ABD, Akdeniz’de yeni ittifakların kurulması için
arabulucu rolü üstelenebilir. Bu ittifakların içerisinde ülkemizin de olmasını
arzulayacaklardır. Ülkemiz de çıkarları doğrultusunda Akdeniz’de yeni
ittifaklar kurabilir.
S-400 ve F-35 meselesinde bir güven bunalımı oluşmuş
olsa da yeni dönemde NATO ile olan ilişkilerimizin de önemi artacaktır. Çünkü
en nihâyetinde ülkemiz, NATO’nun en büyük askerî güçlerinden biri!
Mevcût fay hatları nasıl etkilenir?
Suriye ve Irak konusunda da ABD’nin nasıl bir tavır
takınacağı henüz netleşmiş değil. Bir yanda bölgede artan Rus etkisi ABD’yi
endişelendirirken, diğer yanda geçmişte bu bölgede ABD’nin yapıp ettikleri ABD
kamuoyunun bir kısmında negatif tepkilere neden olmuştu. Trump, bu tepkileri
kendi lehinde kullanabildiği için seçilmiş, seçildikten sonrada bölgede ABD,
askerî varlığını azaltmıştı. Şimdi Demokratlar yeniden iktidarda.
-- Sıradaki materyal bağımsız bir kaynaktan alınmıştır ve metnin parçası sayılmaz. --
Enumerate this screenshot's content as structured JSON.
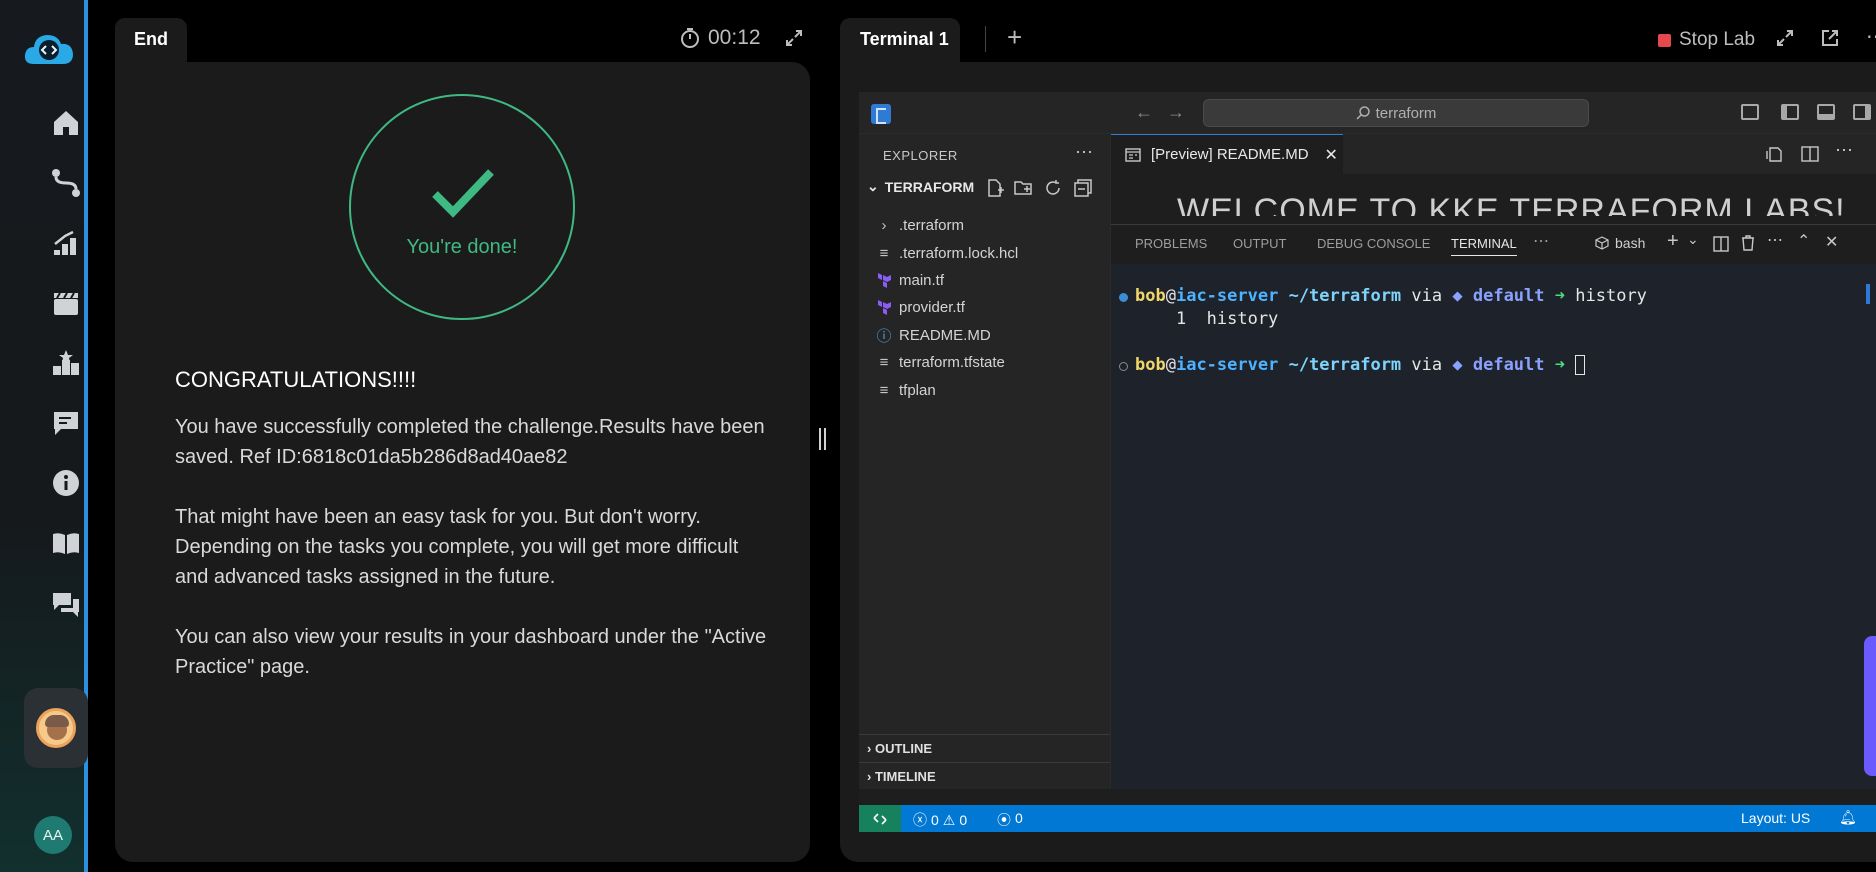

Clinton
döneminden beri bölgede aktif bir siyâset izleyen Demokratlar, askerî müdahale
dâhil her türlü seçeneği bölgeye yönelik politikalar çerçevesinde uygulayabilirler.
En azından Trump’tan daha aktif bir politika izleyecekleri kesin.
Hâl böyle olunca, ABD, bölgenin en önemli gücü olan
ülkemiz ile ciddî iş birliği içerisinde olmayı arzu edecektir.
ABD’li politika yapıcıları, Türkiye’nin Batı’ya entegre
olduğunu ama gerektiğinde Batı ile köprüleri atabilecek derecede bağımsız bir
dış politika geliştirebildiğini de biliyorlar. İkinci olarak, bölgedeki kaostan
beslenen terör nedeniyle en çok etkilenen ülkenin ülkemiz olduğunu da
biliyorlar. Ülkemiz, terör tehdidinden dolayı bölgede çok yönlü bir politika
uyguluyor. Rusya veya Batılı güçler ile yerinde iş birliği yapıyor. Bunu iyi
bilen ABD’li politika yapıcıları, ülkemizin endişelerinin giderilmeden bölgede
kalıcı bir politika yürütemeyeceklerini de öngörüyorlar.
Ayrıca Rusya’nın etkisinin kırılması için ülkemizle iş
birliği içerisinde olmaları gerektiğini de çok iyi özümsemiş durumdalar.
Yani ABD’li politika yapıcıları, ülkemiz açısından
mevcût fay hatlarını sükûnete kavuşturmadan dayatmacı bir politika
uygulanamayacağının farkındalar.
Tüm bunlar, belli risklere rağmen yeni dönemde ABD ve ülkemiz arasındaki ilişkilerin her iki ülkenin çıkarları doğrultusunda şekilleneceğini gösteriyor.